When the program was started in the 1935, there were nearly 13 workers for each retiree. Now we are closer to a ratio of 3 workers for each retiree. That ratio has to be dropping quickly with a combination of the baby boomers starting to retire and a labor force participation rate in free fall and in the low 60% range with over 94 million Americans out of work. That means a lot less people there to pay into the plan.
So statistically, the program can’t work unless you bring in a lot more workers to pay into the system, cut the benefits paid, increase SS taxes, or a combination thereof.
Recently, SS actuaries predict that the program’s “trust fund” won’t be exhausted until 2034. This is a whole year longer than their original estimate. But David Stockman, the former White House Budget Director during the Reagan administration has dug into the numbers and finds other disturbing problems. He wrote, “On a cash basis, the OASDI (retirement and disability) funds spent $859 billion during 2014 but took in only $786 billion of taxes, thereby generating $73 billion of red ink. The trustees’ own reckoning, the OASDI funds will spew a cumulative cash deficit of $1.6 trillion during the 12 years covering 2015-2026. The OASDI trust fund could be empty as soon as 2026.”

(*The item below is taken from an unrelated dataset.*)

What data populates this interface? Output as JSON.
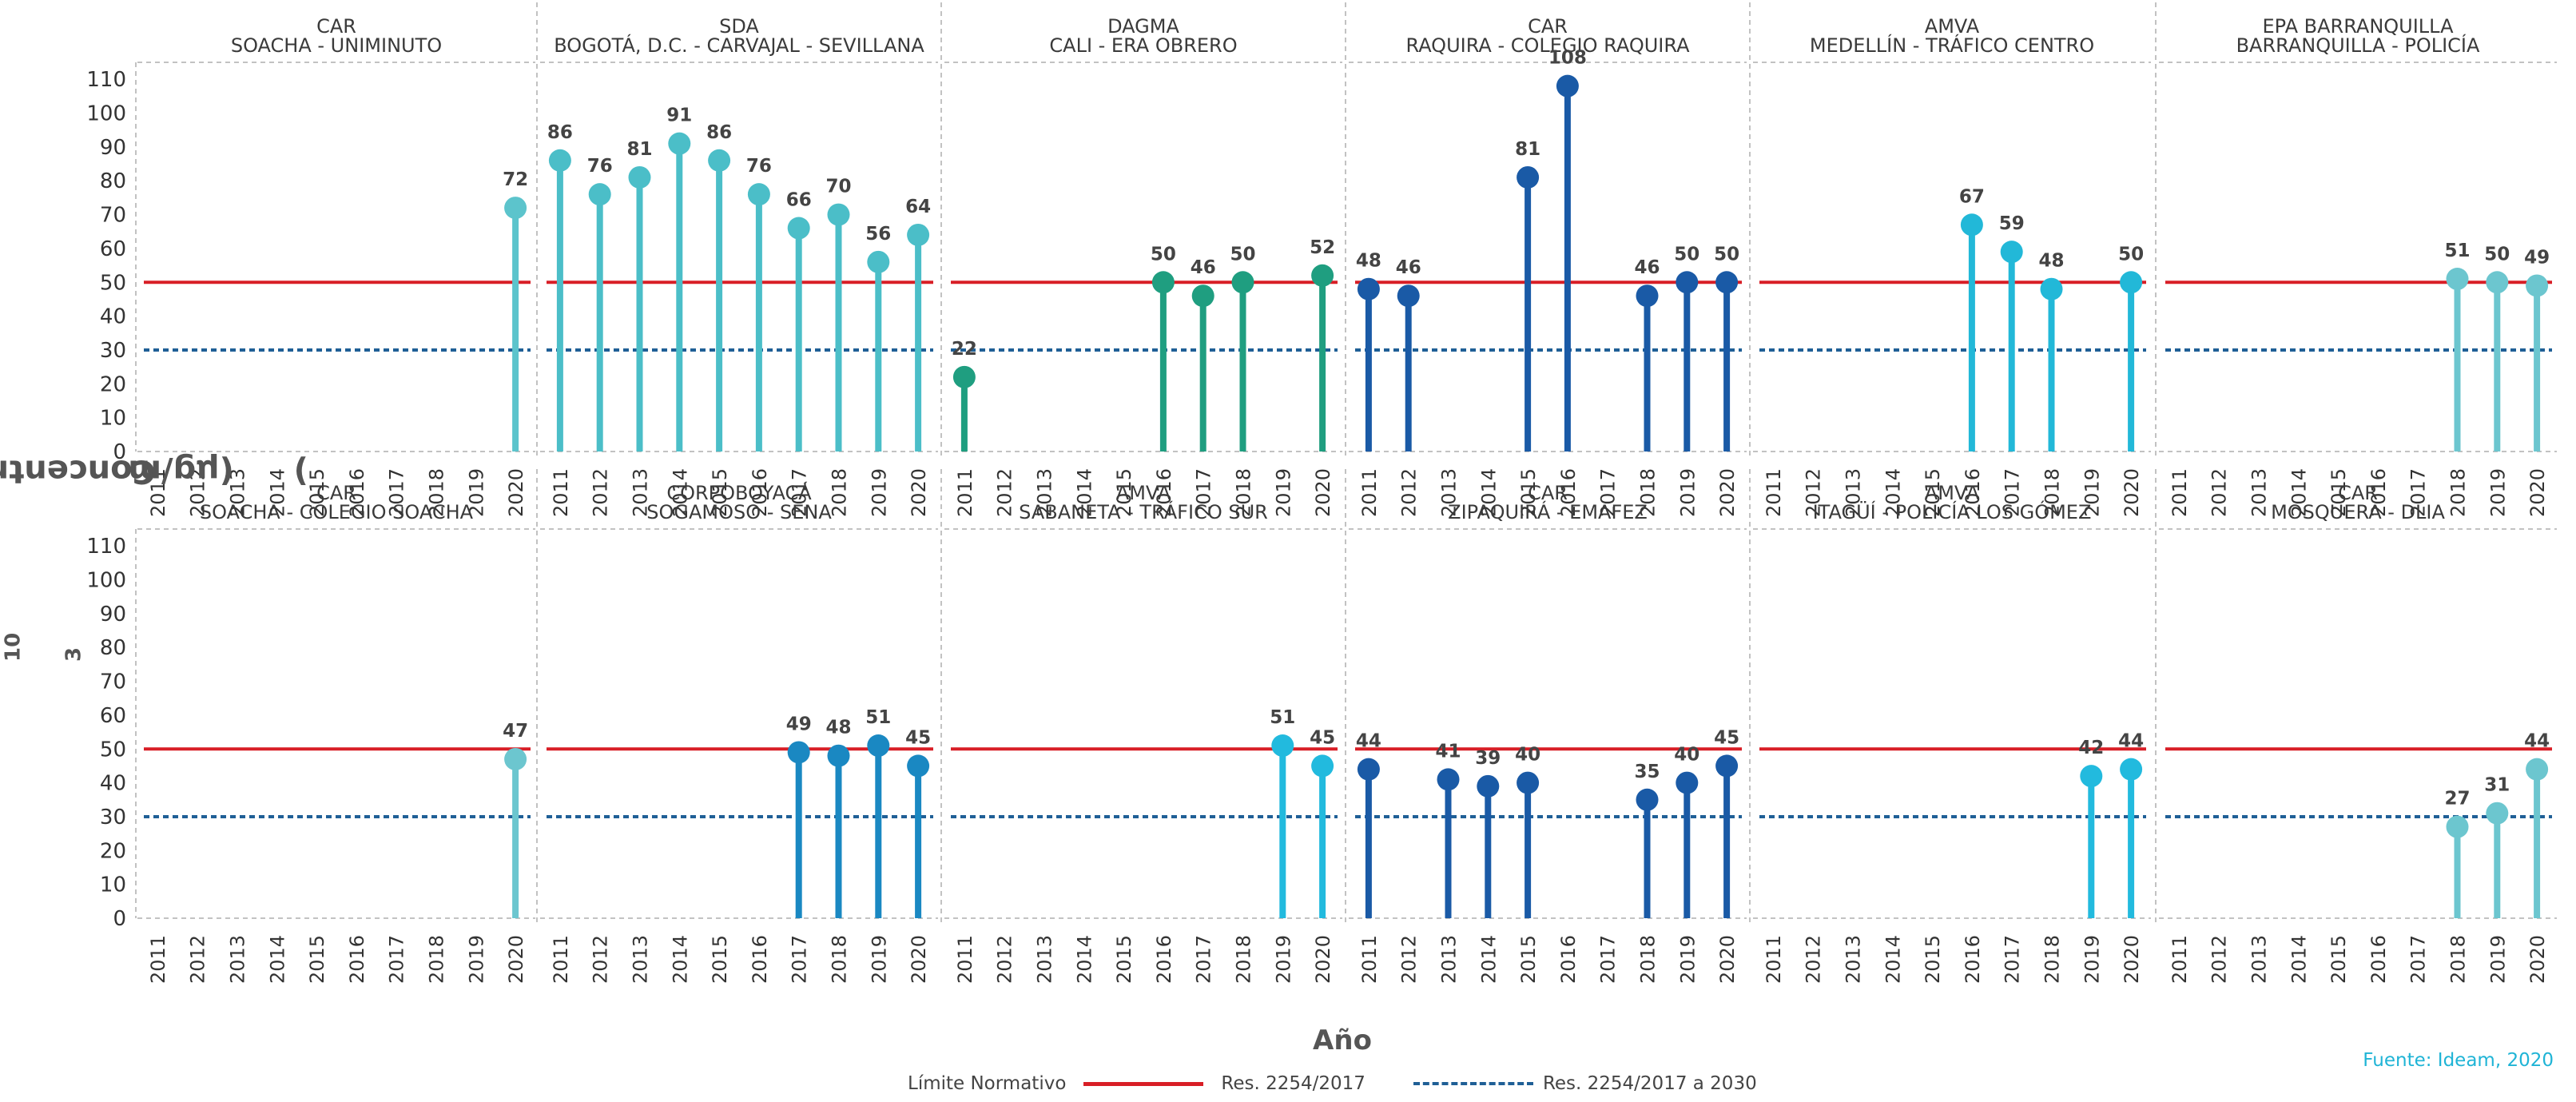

Wow, that is another 8 years before the trustees’ estimate that the fund will run dry! The difference is the actuaries’ project nominal GDP grows at a 5.1% annual rate in the next 12 years. Yet we have come anywhere close to half that amount.
Of course for this to run out of money assumes there are funds inside there to begin with. The problem here is Congress began borrowing from the trust fund in the 1980s to pay for many things that are not dealing with retirement. So the trust fund is filled with a bunch of IOUs from the US Government. That is not something to give one any warm fuzzies for anyone who will be relying on SSI funds for part of their retirement.
So at the end of the day, I suppose I will be working as long as possible, relying on my own savings for retirement, and looking forward to meeting E.T. before I collect any SSI. I suppose this is the same approach most folks in my age group have. Unless something different changes, imagine how this can impact your members.